Mieville? Thought the first one started ok but became awful to the point that I reassessed liking the beginning...

10/11/2005 01:29:00 AM  
Blogger Jackmormon:

Ok, kiddo, you're going to have to get specific here, and quick-time.

I'll admit that Perdido St. Stn. is more generic SF than the later novels (while I recognize that "Iron Coouncil" is the break-through achievement I still prefer "The Scar," but I'll still go to bat for the first. So, would you like to pick a fight? Let's go.

10/11/2005 11:02:00 PM  
Blogger rilkefan:

Fortunately for me I can't remember PSS very well. Mostly what stands out is a sense of reading some extraordinarily pretentious self-indulgent awful sentences, a feeling of horror at the junk-yard computer cliche, a growing annoyance at the side-tracking of the something-or-other character and then revulsion at the author's use of her, and finally a scornful amusement at the hawk-guy's mawkish story. Clearly Peake was a genius, and less- or (as in this case) much-less-talented writers should not take him as a model. See Michael Moorcock's _Gloriana_ for an honorable failure in the post-Gormenghast mode.

10/12/2005 12:58:00 AM  
Blogger Jackmormon:

I'll admit that the bird-man story was the weakest link in PSS. His interior dialogue suffered the worst purple prose, and the subplot about who gets to judge his guilt didn't really hold me.

The treatment of Lin, and especially the plot-twist that just ravages her, is a much trickier proposition. It's just vicious, incommensurate, and that made it interesting to me.
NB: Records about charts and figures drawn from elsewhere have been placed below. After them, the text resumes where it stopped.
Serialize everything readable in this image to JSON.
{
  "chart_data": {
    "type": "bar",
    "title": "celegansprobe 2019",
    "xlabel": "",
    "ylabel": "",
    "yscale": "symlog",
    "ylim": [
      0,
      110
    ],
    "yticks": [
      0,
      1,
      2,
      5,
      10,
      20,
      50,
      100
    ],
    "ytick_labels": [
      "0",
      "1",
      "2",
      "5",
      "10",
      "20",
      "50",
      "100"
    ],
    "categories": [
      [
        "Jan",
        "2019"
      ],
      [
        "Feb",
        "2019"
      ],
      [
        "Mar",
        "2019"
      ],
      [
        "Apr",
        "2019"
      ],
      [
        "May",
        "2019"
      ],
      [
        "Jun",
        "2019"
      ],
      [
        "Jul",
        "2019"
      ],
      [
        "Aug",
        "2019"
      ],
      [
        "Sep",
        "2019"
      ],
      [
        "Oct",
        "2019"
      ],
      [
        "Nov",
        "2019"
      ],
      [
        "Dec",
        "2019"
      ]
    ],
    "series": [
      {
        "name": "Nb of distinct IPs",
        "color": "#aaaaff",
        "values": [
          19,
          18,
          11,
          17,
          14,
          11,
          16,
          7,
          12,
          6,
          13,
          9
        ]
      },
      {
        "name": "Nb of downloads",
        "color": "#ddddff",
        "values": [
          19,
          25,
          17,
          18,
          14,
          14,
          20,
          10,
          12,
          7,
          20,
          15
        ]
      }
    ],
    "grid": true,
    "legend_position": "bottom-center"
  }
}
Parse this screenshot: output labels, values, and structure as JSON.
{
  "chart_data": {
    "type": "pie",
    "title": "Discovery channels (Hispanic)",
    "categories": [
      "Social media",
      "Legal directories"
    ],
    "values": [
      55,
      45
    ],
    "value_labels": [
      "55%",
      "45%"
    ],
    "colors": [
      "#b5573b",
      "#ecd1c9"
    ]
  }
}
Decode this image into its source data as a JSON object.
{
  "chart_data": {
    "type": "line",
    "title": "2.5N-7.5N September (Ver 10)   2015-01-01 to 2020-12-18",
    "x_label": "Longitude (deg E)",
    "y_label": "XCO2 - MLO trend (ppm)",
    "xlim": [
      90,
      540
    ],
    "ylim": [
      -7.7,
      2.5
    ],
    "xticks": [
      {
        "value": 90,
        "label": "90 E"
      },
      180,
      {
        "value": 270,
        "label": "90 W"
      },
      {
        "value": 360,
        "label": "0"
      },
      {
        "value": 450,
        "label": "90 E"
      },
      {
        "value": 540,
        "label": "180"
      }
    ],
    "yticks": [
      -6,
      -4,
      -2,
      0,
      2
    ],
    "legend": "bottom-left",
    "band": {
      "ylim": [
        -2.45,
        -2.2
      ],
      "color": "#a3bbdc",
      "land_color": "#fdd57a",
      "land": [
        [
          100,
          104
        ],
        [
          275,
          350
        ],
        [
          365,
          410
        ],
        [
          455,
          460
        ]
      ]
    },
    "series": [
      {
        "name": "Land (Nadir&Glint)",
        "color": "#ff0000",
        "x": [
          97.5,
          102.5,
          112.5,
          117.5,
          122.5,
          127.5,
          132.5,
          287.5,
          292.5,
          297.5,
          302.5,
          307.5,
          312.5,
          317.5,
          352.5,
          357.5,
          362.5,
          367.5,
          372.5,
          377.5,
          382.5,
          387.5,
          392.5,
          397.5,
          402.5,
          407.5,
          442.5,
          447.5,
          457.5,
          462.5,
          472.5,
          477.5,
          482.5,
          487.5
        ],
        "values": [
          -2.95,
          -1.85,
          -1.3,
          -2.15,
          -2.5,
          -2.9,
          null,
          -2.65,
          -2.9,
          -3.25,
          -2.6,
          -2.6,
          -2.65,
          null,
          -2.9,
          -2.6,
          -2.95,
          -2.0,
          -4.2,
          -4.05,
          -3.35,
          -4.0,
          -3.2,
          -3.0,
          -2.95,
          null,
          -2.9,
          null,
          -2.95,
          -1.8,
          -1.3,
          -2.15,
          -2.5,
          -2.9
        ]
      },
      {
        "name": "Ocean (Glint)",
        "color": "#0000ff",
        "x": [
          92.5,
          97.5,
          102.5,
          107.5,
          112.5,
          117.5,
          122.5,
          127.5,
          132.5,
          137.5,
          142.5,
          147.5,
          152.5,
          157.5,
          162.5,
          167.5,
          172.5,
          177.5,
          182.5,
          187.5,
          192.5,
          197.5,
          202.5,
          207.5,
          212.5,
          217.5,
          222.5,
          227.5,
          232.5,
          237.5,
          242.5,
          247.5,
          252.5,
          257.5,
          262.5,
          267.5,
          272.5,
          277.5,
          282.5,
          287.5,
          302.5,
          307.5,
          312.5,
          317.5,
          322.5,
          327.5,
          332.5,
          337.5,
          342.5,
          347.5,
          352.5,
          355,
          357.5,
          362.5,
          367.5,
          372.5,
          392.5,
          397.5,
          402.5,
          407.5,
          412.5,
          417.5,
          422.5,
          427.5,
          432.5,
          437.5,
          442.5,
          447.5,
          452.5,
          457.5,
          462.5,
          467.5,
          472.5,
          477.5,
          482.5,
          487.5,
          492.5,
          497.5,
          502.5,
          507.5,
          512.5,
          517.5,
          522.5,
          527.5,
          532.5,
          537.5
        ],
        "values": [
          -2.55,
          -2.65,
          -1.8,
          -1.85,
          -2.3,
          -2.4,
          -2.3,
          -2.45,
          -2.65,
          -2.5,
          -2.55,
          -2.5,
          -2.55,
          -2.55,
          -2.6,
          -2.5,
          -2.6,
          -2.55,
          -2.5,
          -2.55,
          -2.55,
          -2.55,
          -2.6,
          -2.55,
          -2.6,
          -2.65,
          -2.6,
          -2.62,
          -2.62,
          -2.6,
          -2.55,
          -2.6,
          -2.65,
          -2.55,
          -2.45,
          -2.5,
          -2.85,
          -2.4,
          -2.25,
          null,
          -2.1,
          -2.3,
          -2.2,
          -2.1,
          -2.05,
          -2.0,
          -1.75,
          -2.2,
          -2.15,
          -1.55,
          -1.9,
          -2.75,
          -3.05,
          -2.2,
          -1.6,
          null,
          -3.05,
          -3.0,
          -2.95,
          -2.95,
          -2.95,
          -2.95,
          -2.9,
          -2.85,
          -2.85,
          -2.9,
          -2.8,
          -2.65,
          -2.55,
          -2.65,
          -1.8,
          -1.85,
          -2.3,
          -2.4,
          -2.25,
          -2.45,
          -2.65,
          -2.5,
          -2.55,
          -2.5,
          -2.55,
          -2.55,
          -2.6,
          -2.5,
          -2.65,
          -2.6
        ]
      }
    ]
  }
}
Mieville talked to readers appalled by Lin's fate here (scroll down to section 2.2)

What I really enjoy in Mieville's stuff is how he treats his cities as social and economic webs, although that sounds very pretentious as well. Since you obviously didn't like him at all, it's hard to see how to go to bat for him. But really, check out the later novels; The Scar has--to me--a much more compelling protagonist (b/c she's cold, proud, unlovable, and not particularly powerful), and Iron Council is just something else. Check out the Crooked Timber seminar linked to above for more sustained rah-rah-ism. Mieville's gradually been moving away from first-person pseudo-lyricism: a positive development.

I remember reading Gloriana many years ago, but perhaps I should pick it back up since I've no memory of its being particularly much of anything.

10/13/2005 05:22:00 PM  
Blogger rilkefan:

_Gloriana_ is ok - some fine sentences and bright scenes - I meant to draw the contrast. _Gormenghast_ and _Titus Groan_, whatever their frustrations, are (in my view) in another world of quality. My favorite work by Moorcock is _The Warhound and the World's Pain_, a novel that uses Moorcock's erudition and imagination in a richer way.

Anyway, ok, I'll be less closed to the Mieville idea in future.